Dunkirk, il primo film della Brexit

Dunkirk (Dunkerque per i francesi) è il luogo dove nell’estate del 1940 i 400.000 soldati del corpo di spedizione inglese si ritirarono in massa in attesa dell’imbarco, dopo essere stati tagliati fuori dall’offensiva tedesca in Francia. Avevano ormai solo i fucili, avendo perso tutto il materiale pesante nella ritirata. Dal canto loro i Tedeschi incalzarono gli Inglesi senza usare Panzerdivisioni o artiglieria, ma limitandosi a martellare uomini e navi con Stukas e bombardieri Heinkel. Potevano far di peggio, ma Hitler nel 1940 sperava in una pace separata con gli Inglesi, a cui si oppose fermamente Churchill. Ma il grosso dei soldati inglesi fu recuperato non tanto dalle navi della Marina, ma da una miriade di pescherecci e imbarcazioni private mobilitate in fretta e condotte da comuni cittadini britannici che accolsero l’appello. Il pescaggio delle coste era infatti troppo basso per le grandi navi, le quali – lo dice un ammiraglio nel film – avrebbero poi difeso l’Inghilterra dall’invasione.

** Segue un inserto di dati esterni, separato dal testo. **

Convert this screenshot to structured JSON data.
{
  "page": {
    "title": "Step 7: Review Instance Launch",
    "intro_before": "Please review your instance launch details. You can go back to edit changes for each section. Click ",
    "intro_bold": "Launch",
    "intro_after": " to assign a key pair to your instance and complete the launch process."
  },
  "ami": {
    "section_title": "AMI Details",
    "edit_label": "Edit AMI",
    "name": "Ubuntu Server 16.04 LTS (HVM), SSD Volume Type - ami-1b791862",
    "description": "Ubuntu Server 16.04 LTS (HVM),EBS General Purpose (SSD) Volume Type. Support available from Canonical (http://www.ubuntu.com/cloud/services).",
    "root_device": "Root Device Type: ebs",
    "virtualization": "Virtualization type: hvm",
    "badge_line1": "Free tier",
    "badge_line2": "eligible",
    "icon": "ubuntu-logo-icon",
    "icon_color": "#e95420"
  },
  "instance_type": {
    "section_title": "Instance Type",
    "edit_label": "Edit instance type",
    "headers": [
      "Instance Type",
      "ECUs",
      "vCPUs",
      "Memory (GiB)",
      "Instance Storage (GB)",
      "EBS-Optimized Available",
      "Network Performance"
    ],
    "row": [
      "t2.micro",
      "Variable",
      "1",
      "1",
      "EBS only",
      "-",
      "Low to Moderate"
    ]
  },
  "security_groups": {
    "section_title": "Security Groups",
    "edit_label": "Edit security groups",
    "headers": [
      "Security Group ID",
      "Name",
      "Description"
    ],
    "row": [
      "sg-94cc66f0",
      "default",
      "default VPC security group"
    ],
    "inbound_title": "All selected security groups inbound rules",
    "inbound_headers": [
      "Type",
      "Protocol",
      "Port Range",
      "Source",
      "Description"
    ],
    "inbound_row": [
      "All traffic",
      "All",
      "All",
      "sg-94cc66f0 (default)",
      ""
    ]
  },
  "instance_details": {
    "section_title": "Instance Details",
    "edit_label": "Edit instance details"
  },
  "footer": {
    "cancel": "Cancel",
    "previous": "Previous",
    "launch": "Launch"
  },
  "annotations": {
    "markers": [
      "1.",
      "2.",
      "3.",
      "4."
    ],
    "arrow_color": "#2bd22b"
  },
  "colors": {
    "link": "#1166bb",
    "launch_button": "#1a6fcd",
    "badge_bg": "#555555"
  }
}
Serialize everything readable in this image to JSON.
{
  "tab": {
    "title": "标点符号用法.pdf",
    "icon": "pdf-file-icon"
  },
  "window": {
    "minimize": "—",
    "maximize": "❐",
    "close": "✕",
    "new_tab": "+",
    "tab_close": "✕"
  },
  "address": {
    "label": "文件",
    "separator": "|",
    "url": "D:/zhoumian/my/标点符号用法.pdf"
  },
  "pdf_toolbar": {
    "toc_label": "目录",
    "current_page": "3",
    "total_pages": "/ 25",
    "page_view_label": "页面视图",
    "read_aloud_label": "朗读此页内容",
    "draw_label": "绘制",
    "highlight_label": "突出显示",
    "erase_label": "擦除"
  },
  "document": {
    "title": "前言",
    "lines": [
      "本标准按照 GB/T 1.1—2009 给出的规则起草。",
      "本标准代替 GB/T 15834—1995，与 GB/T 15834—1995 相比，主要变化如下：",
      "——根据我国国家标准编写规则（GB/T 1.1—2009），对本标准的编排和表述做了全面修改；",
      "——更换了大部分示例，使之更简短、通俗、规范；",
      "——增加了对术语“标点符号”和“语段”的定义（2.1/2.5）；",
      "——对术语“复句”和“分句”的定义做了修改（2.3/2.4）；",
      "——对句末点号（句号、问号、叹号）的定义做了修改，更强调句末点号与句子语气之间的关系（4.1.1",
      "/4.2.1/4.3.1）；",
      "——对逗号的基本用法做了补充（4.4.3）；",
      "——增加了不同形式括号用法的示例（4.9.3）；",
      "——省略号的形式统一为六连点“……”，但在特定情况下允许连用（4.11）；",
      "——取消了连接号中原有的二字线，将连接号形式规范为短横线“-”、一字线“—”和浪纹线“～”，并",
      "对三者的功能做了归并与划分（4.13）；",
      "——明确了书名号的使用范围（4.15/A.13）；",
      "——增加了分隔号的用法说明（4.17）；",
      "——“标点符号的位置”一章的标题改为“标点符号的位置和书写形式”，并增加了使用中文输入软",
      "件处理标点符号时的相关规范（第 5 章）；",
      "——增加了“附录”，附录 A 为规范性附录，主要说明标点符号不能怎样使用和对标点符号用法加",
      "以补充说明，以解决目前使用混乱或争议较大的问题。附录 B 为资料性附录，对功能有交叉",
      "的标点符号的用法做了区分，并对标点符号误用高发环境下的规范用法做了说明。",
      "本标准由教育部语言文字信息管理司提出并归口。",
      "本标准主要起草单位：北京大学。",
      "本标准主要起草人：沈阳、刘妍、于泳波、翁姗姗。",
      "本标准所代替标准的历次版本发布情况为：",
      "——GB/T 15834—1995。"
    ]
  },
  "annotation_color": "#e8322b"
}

Come suggerito dal regista stesso, il film si espande in tre elementi: Terra, Mare, Aria. Nel primo elemento sopravvive la fanteria in attesa d’imbarco, inquadrata in ordinate file lungo chilometriche spiagge sabbiose ma tormentata dagli Stukas. In mare fanno invece la spola le navi che cercano di imbarcare più gente possibile, colpite dai siluri degli U-Boot e martellate quanto i soldati a terra dai bombardieri Heinkel. E qui entriamo nel terzo elemento, l’Aria, spazio per spettacolari duelli tra i mitici Spitfire (originali, ndr.) e i loro degni rivali, i Messerschmit della Luftwaffe. Il film è girato con lo stile del documentario, quindi nessun personaggio sovrasta l’altro e molti attori, pur famosi, recitano sottotono. In questo grande affresco alla fine il protagonista è il soldato semplice con l’elmo a padella, il marinaio comune, il pilota dell’aereo, il privato cittadino britannico che fa vela verso Dunkerque con la sua barchetta. In fondo non c’è neanche una vera trama, risultando il film una serie di episodi collettivi o individuali orchestrati con la classica tecnica del montaggio alternato. Certo, alla fine i fanti bagnati fradici si somigliano tutti e lo spettatore finisce per confondere le linee narrative, ma è ben resa la paura del soldato davanti agli attacchi dal cielo e dal mare, quando a farti resistere è il puro istinto alla sopravvivenza. Belle le scene di duello aereo, condotte con grande professionalità e sicuramente più spettacolari delle claustrofobiche scene girate dentro le navi, dove troppe volte si rischia di fare la fine del topo. Eroici nella loro semplicità i cittadini britannici che per puro amor di patria misero a disposizione le loro barche e barchette, yacht compresi, per accogliere a bordo i soldati rimasti a terra. In questo modo si salvarono più di 300.000 uomini, pronti per le successive battaglie.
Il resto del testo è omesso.